ACC Desak Kapolda Sulsel Baru Evaluasi Kinerja Penyidik

Lambatnya penanganan perkara ini turut disorot oleh Anti-Corruption Committee (ACC) Sulawesi. Ketua Badan Pekerja ACC Sulawesi, Kadir Wokanubun, mendesak Kapolda Sulsel yang baru agar segera melakukan evaluasi terhadap kinerja penyidik, terutama dalam penanganan kasus-kasus besar seperti dugaan TPPU Sulfikar.

“Kapolda baru harus berani mengevaluasi kinerja penyidik, terutama perkara-perkara yang sudah lama mandek seperti dugaan TPPU Sulfikar. Penegakan hukum tidak boleh berlarut-larut karena dapat mengikis kepercayaan publik,” ujar Kadir.

Menurutnya, penegakan hukum dalam perkara TPPU harus berpedoman pada dua prinsip utama, yakni follow the money dan follow the asset, sebagaimana diatur dalam Pasal 77 Undang-Undang Nomor 8 Tahun 2010 tentang Pencegahan dan Pemberantasan Tindak Pidana Pencucian Uang.

“Kalau berkas berulang kali dikembalikan karena alasan administratif, berarti ada masalah serius dalam manajemen penyidikan. Penyidik seharusnya fokus pada substansi perkara, bukan hanya aspek formal,” ujarnya.
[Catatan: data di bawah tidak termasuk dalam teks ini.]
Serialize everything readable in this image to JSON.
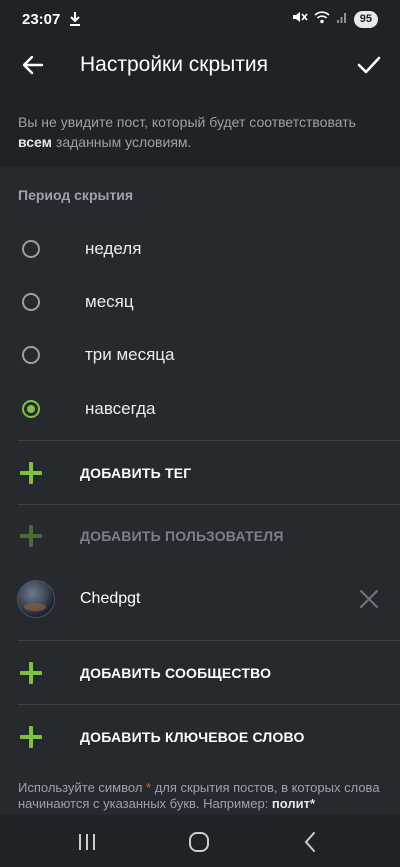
{
  "status_bar": {
    "time": "23:07",
    "battery": "95",
    "icons": [
      "download-icon",
      "mute-icon",
      "wifi-icon",
      "signal-icon"
    ]
  },
  "app_bar": {
    "title": "Настройки скрытия",
    "back_icon": "arrow-left-icon",
    "done_icon": "check-icon"
  },
  "info": {
    "before": "Вы не увидите пост, который будет соответствовать ",
    "bold": "всем",
    "after": " заданным условиям."
  },
  "period": {
    "title": "Период скрытия",
    "options": [
      {
        "label": "неделя",
        "checked": false
      },
      {
        "label": "месяц",
        "checked": false
      },
      {
        "label": "три месяца",
        "checked": false
      },
      {
        "label": "навсегда",
        "checked": true
      }
    ]
  },
  "actions": {
    "add_tag": "ДОБАВИТЬ ТЕГ",
    "add_user": "ДОБАВИТЬ ПОЛЬЗОВАТЕЛЯ",
    "add_community": "ДОБАВИТЬ СООБЩЕСТВО",
    "add_keyword": "ДОБАВИТЬ КЛЮЧЕВОЕ СЛОВО"
  },
  "user": {
    "name": "Chedpgt"
  },
  "hint": {
    "before": "Используйте символ ",
    "star": "*",
    "middle": " для скрытия постов, в которых слова начинаются с указанных букв. Например: ",
    "example": "полит*"
  },
  "colors": {
    "accent": "#7dc242",
    "background": "#262a2e",
    "bar": "#1f2326"
  }
}
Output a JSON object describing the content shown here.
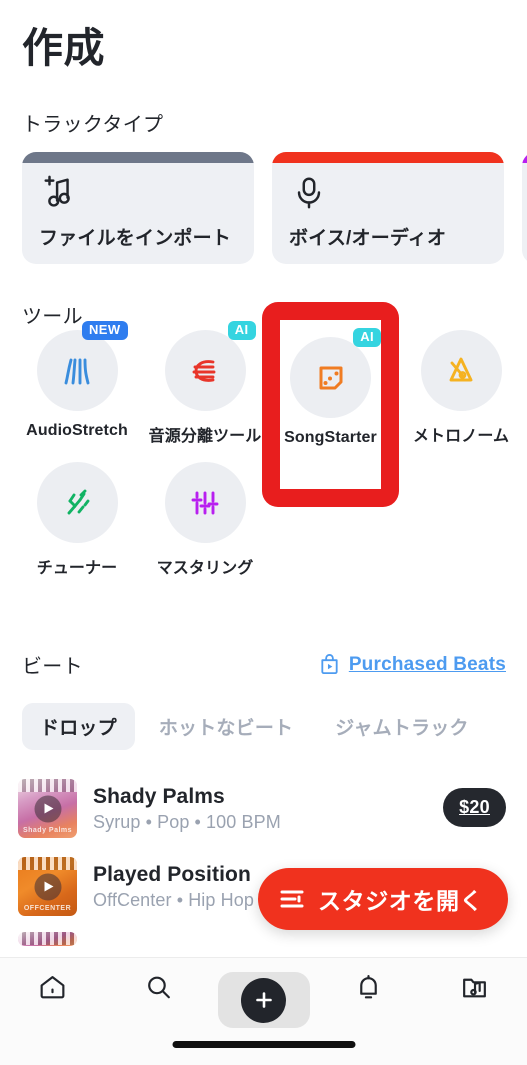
{
  "header": {
    "title": "作成"
  },
  "track_type": {
    "section_label": "トラックタイプ",
    "cards": [
      {
        "label": "ファイルをインポート",
        "icon": "music-note-plus-icon",
        "bar_color": "#6e7789"
      },
      {
        "label": "ボイス/オーディオ",
        "icon": "microphone-icon",
        "bar_color": "#f0321e"
      },
      {
        "label": "",
        "icon": "drum-pad-icon",
        "bar_color": "#b81ff0"
      }
    ]
  },
  "tools": {
    "section_label": "ツール",
    "items": [
      {
        "label": "AudioStretch",
        "icon": "audio-stretch-icon",
        "badge": "NEW",
        "badge_type": "new",
        "color": "#3a8ddd"
      },
      {
        "label": "音源分離ツール",
        "icon": "stem-splitter-icon",
        "badge": "AI",
        "badge_type": "ai",
        "color": "#e8352a"
      },
      {
        "label": "SongStarter",
        "icon": "song-starter-icon",
        "badge": "AI",
        "badge_type": "ai",
        "color": "#f07c22"
      },
      {
        "label": "メトロノーム",
        "icon": "metronome-icon",
        "badge": "",
        "badge_type": "",
        "color": "#f5b221"
      },
      {
        "label": "チューナー",
        "icon": "tuning-fork-icon",
        "badge": "",
        "badge_type": "",
        "color": "#11b364"
      },
      {
        "label": "マスタリング",
        "icon": "mastering-sliders-icon",
        "badge": "",
        "badge_type": "",
        "color": "#b81ff0"
      }
    ]
  },
  "beats": {
    "section_label": "ビート",
    "purchased_link": "Purchased Beats",
    "purchased_icon": "shopping-bag-play-icon",
    "tabs": [
      {
        "label": "ドロップ",
        "active": true
      },
      {
        "label": "ホットなビート",
        "active": false
      },
      {
        "label": "ジャムトラック",
        "active": false
      }
    ],
    "list": [
      {
        "title": "Shady Palms",
        "subtitle": "Syrup • Pop • 100 BPM",
        "price": "$20",
        "thumb_text": "Shady Palms"
      },
      {
        "title": "Played Position",
        "subtitle": "OffCenter • Hip Hop",
        "price": "",
        "thumb_text": "OFFCENTER"
      }
    ]
  },
  "studio_button": {
    "label": "スタジオを開く",
    "icon": "tracks-mixer-icon",
    "color": "#f0321e"
  },
  "bottom_nav": {
    "items": [
      {
        "name": "home",
        "icon": "home-icon",
        "active": false
      },
      {
        "name": "search",
        "icon": "search-icon",
        "active": false
      },
      {
        "name": "create",
        "icon": "plus-icon",
        "active": true
      },
      {
        "name": "notifications",
        "icon": "bell-icon",
        "active": false
      },
      {
        "name": "library",
        "icon": "folder-music-icon",
        "active": false
      }
    ]
  },
  "annotation": {
    "target": "SongStarter",
    "color": "#e81e1e"
  }
}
Kadir menambahkan, keterlambatan seperti ini harus menjadi bahan evaluasi serius agar Polda Sulsel dapat bekerja dengan standar profesional dan akuntabel, terutama dalam menangani perkara kejahatan keuangan yang berdampak luas bagi masyarakat.

Dari Penggelapan hingga Dugaan Pencucian Uang

Kasus yang menjerat Sulfikar dan Hamsul HS berawal dari laporan seorang korban bernama Jimmi pada 2021. Ia mengaku dirugikan dalam kerja sama bisnis investasi berbasis kripto. Kedua pelaku diduga melakukan penggelapan dan penipuan hingga akhirnya divonis bersalah oleh Pengadilan Negeri Makassar dalam perkara Nomor 582/Pid.B/2022/PN Mks yang telah berkekuatan hukum tetap pada 2023.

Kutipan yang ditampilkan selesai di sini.